D1 — Le contenu VR est un type de section, pas une entité parallèle
Retenu : SectionScene3D, dans une Configuration existante.
Le manifeste de scène est une projection de la section, générée par le serveur, jamais saisie à la main. Conséquences, toutes acquises sans code neuf :
| On hérite de | Parce que |
|---|---|
| La publication | c'est une section, elle part dans /configuration/{id}/export |
| L'offline | GetReferencedResourceIds(language) est implémenté par sous-type — on l'implémente une fois |
| Les stats par canal | VisitEvent porte déjà AppType |
| Le multilingue | List<TranslationDTO> jsonb, comme le reste |
| Le quota stockage | SUM(SizeBytes) sur les Resource référencées |
| L'affichage web / mobile | une section est rendue par les 3 clients visiteurs — c'est ce qui rend l'add-on « contenu immersif » vendable sans casque |
Corollaire : GeoPoint est l'objet hotspot unique. Il porte déjà Title, Description,
ImageResource et Contents (titre + description + Resource audio, multilingue). Il lui manque
une position locale (x, y, z) + rotation à côté de son Geometry PostGIS. Pas de nouvel objet POI.

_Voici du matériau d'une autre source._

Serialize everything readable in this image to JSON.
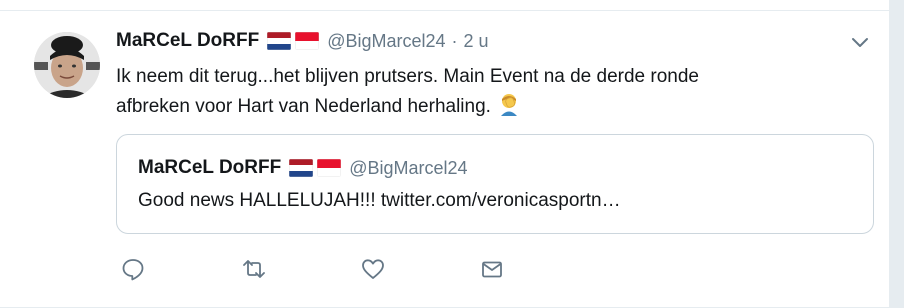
{
  "tweet": {
    "display_name": "MaRCeL DoRFF",
    "handle": "@BigMarcel24",
    "separator": "·",
    "time": "2 u",
    "text_line1": "Ik neem dit terug...het blijven prutsers. Main Event na de derde ronde",
    "text_line2": "afbreken voor Hart van Nederland herhaling.",
    "emoji": "man-facepalming-emoji"
  },
  "quoted_tweet": {
    "display_name": "MaRCeL DoRFF",
    "handle": "@BigMarcel24",
    "text": "Good news HALLELUJAH!!! twitter.com/veronicasportn…"
  },
  "icons": {
    "more": "chevron-down-icon",
    "reply": "reply-icon",
    "retweet": "retweet-icon",
    "like": "heart-icon",
    "dm": "envelope-icon"
  },
  "colors": {
    "text_primary": "#14171a",
    "text_secondary": "#657786",
    "border": "#ccd6dd",
    "background": "#e6ecf0"
  }
}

Écarté : une entité VrScene autonome — elle aurait obligé à réécrire publication,
versionnement, cache offline, quotas et stats.

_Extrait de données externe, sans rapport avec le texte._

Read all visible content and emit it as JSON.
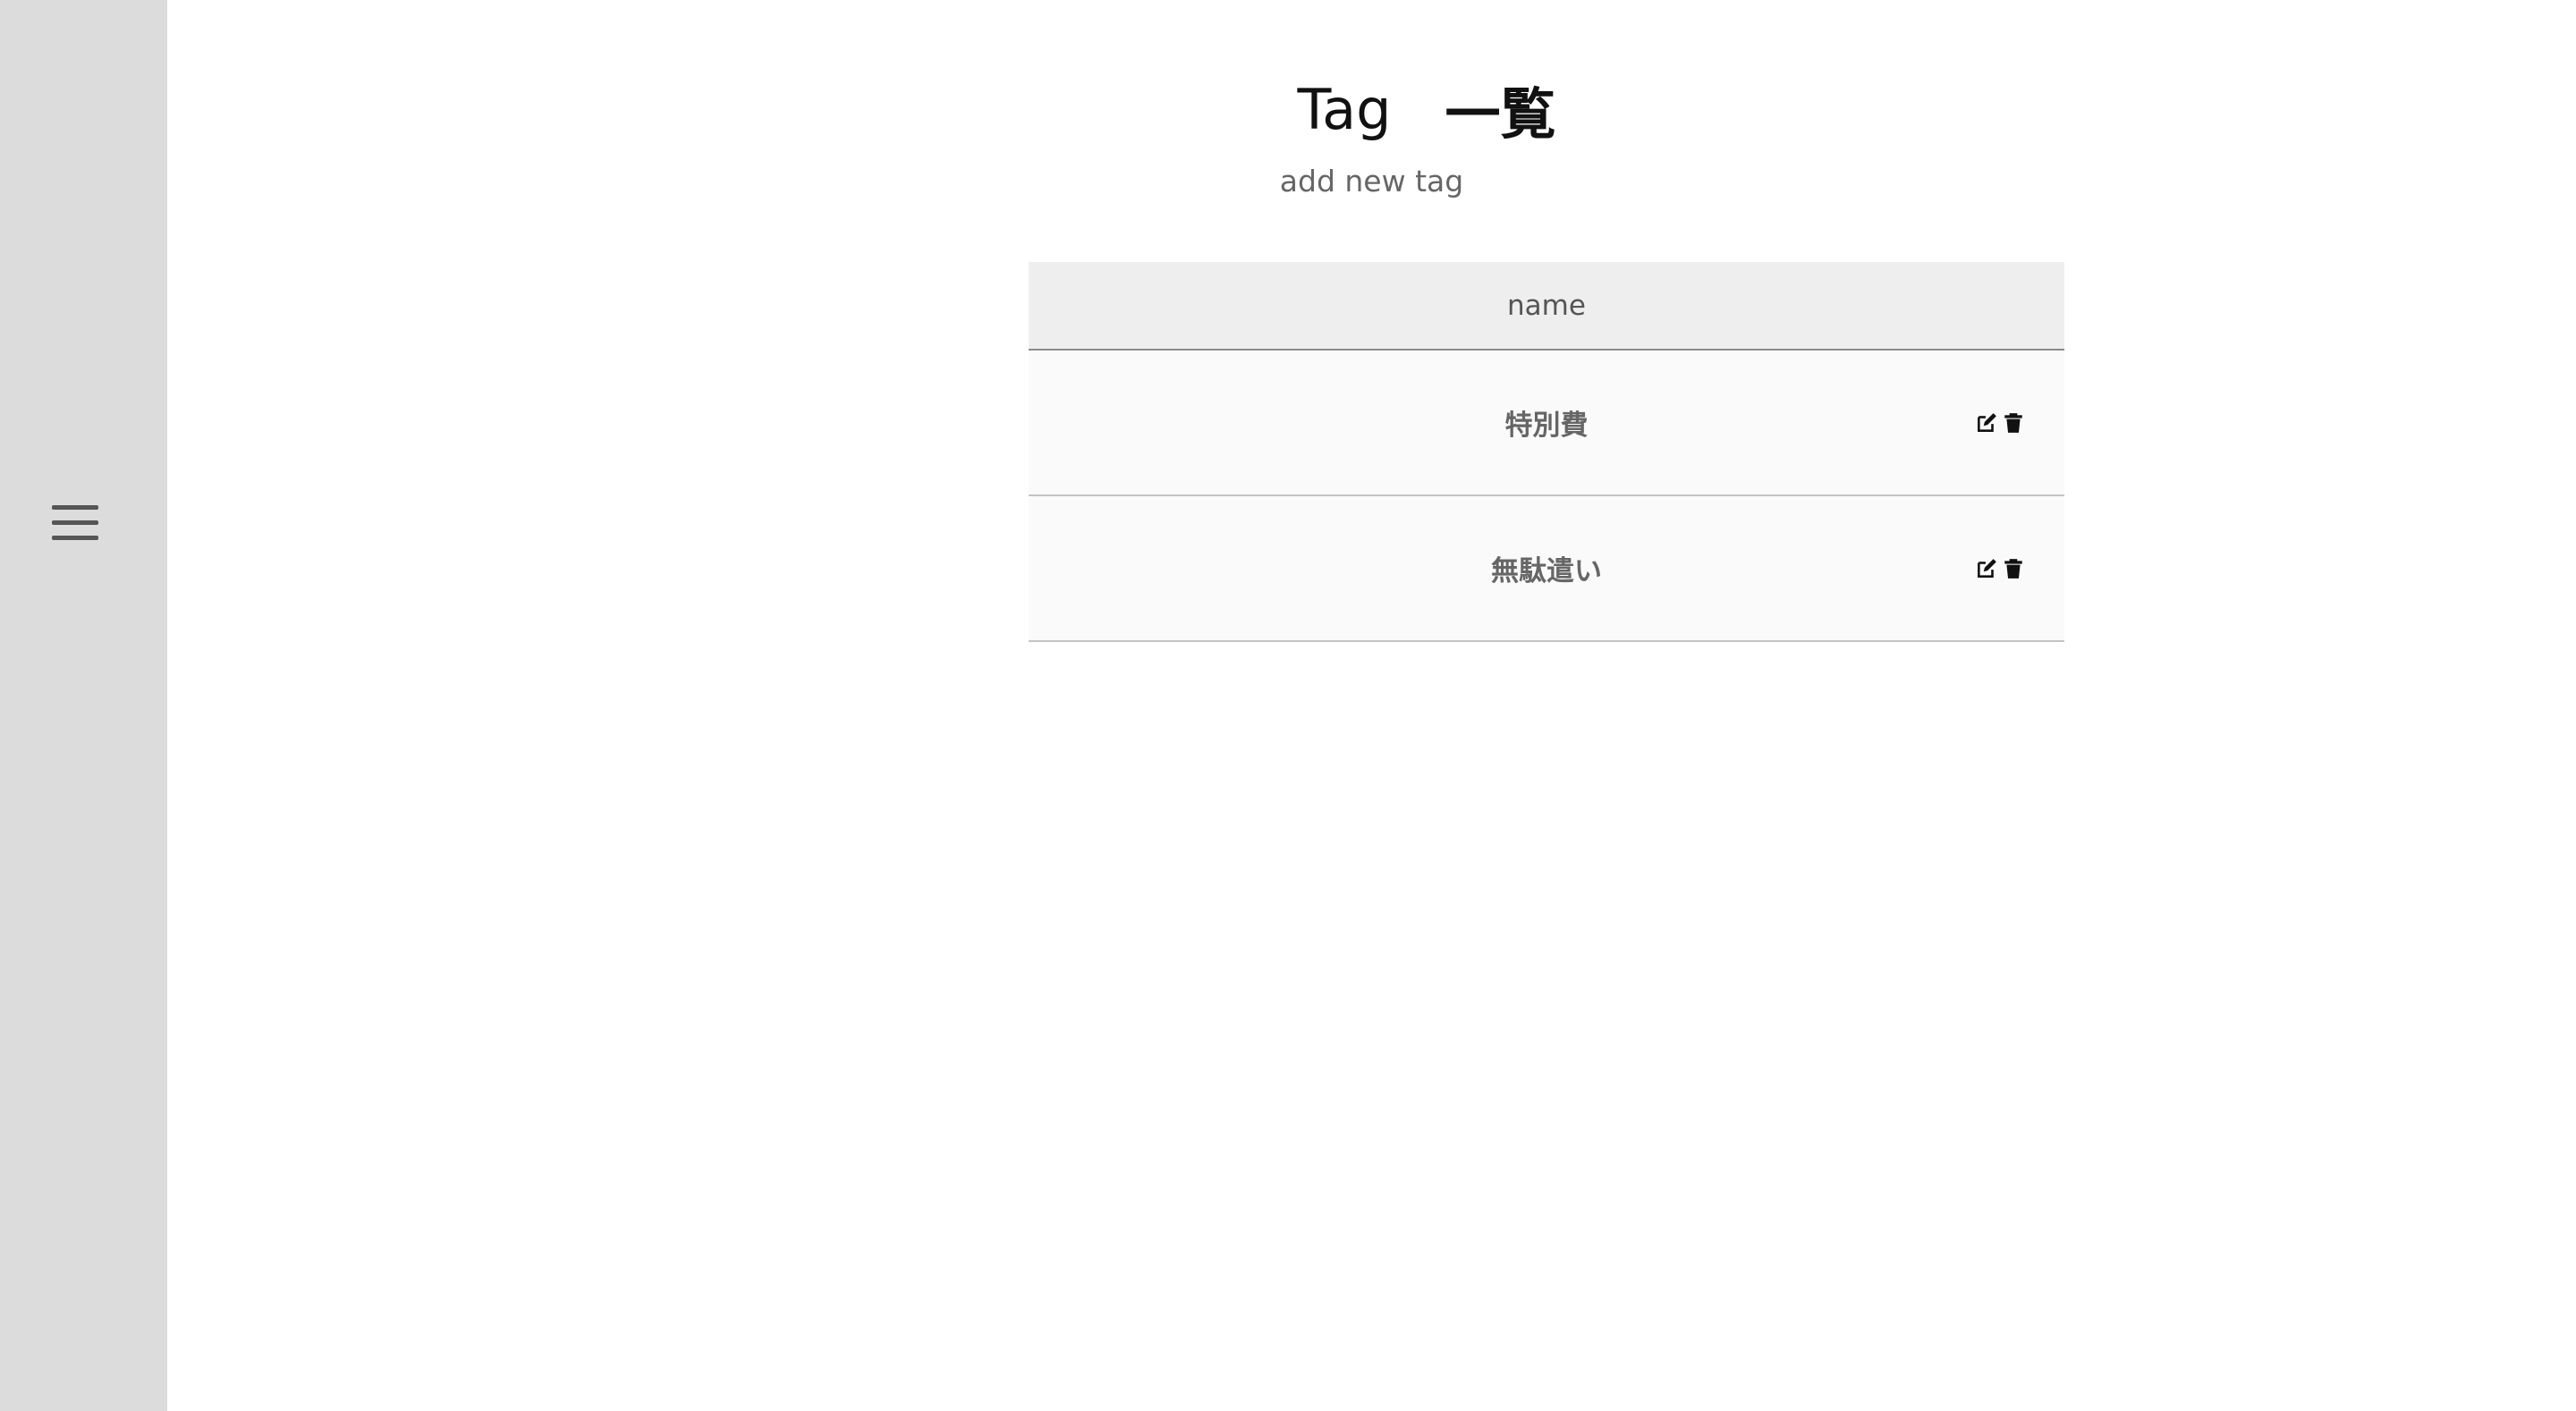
{
  "sidebar": {
    "menu_icon": "hamburger-menu-icon"
  },
  "header": {
    "title_en": "Tag",
    "title_jp": "一覧",
    "subtitle_link": "add new tag"
  },
  "table": {
    "column_header": "name",
    "rows": [
      {
        "name": "特別費",
        "edit_icon": "edit-icon",
        "delete_icon": "trash-icon"
      },
      {
        "name": "無駄遣い",
        "edit_icon": "edit-icon",
        "delete_icon": "trash-icon"
      }
    ]
  },
  "colors": {
    "sidebar_bg": "#dcdcdc",
    "header_bg": "#eeeeee",
    "row_bg": "#fafafa",
    "text_muted": "#666666",
    "title_text": "#111111"
  }
}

Écarté aussi, pour la V1 : rendre les 13 types de section en immersif. Le §8 du plan du 31/08 garde sa validité comme cap (Menu / Video 360 / Slider / Map gagnent vraiment en VR), mais ce n'est pas le périmètre de la V1 : la V1 rend une scène, pas un CMS flottant.
D2 — Le placement se fait dans le viewer, au clic
Retenu : le viewer THREE.js est aussi l'éditeur de placement.

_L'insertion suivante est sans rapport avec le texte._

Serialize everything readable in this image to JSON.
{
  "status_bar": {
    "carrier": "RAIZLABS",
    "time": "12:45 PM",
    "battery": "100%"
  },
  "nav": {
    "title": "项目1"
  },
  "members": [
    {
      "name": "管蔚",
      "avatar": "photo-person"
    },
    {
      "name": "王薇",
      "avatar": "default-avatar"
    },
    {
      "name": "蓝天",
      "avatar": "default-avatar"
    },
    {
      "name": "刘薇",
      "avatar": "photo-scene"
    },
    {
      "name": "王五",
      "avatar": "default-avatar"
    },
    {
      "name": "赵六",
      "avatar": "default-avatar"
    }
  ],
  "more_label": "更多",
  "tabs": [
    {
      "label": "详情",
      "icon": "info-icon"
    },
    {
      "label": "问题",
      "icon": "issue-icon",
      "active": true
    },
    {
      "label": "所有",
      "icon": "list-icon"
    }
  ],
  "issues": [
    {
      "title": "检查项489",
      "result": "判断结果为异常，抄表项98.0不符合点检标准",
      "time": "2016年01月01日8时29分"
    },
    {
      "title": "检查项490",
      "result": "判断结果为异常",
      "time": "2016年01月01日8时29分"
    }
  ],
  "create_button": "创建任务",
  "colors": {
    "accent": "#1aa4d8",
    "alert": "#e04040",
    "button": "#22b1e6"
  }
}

Clic dans la scène → raycast sur le sol → position. Poignée de rotation sur l'objet sélectionné, panneau numérique à côté pour ajuster au centimètre. Pas d'éditeur 3D complet, pas de gizmo de translation sur 3 axes.
Coût marginal quasi nul : le viewer doit exister de toute façon pour la preview (§3.6 du cahier des charges). C'est le seul mécanisme où le client voit ce qu'il compose.
⚠️ Ce que ça engage : le viewer cesse d'être en lecture seule. Il lui faut un état d'édition, un undo, et un enregistrement explicite. À ne pas sous-estimer — c'est la moitié de son coût.
Écartés : la mini-carte 2D vue de dessus (il aurait fallu produire un rendu orthographique du monde, et le client place à l'aveugle sur la hauteur) ; les ancrages prédéfinis (composition pauvre, sensation de gabarit — mauvais en démo commerciale).
D3 — Un seul viewer, app web autonome, partagé par les quatre fronts
Retenu : le viewer est une application web autonome nourrie par une URL de manifeste. Précisé le 2026-09-03 : il ne sert pas deux fronts mais quatre.
| Front | Comment il l'héberge | Mode |
|---|---|---|
manager-app (Flutter Web) |
iframe (HtmlElementView) + postMessage |
édition |
visitapp-web (Next.js) |
composant, ou iframe si plus simple | lecture |
mymuseum-visitapp (Flutter mobile) |
WebView servant le viewer empaqueté dans l'app | lecture, hors ligne |
vr-app (Unity/Quest) |
❌ pas concerné — Unity a son propre rendu natif | — |
Un seul moteur de rendu 3D pour tout l'écosystème. C'est ce qui attaque de front le risque n°2 du plan d'août (« nouvelle stack, zéro mutualisation ») : le rendu 3D n'est pas un quatrième front, c'est un composant partagé.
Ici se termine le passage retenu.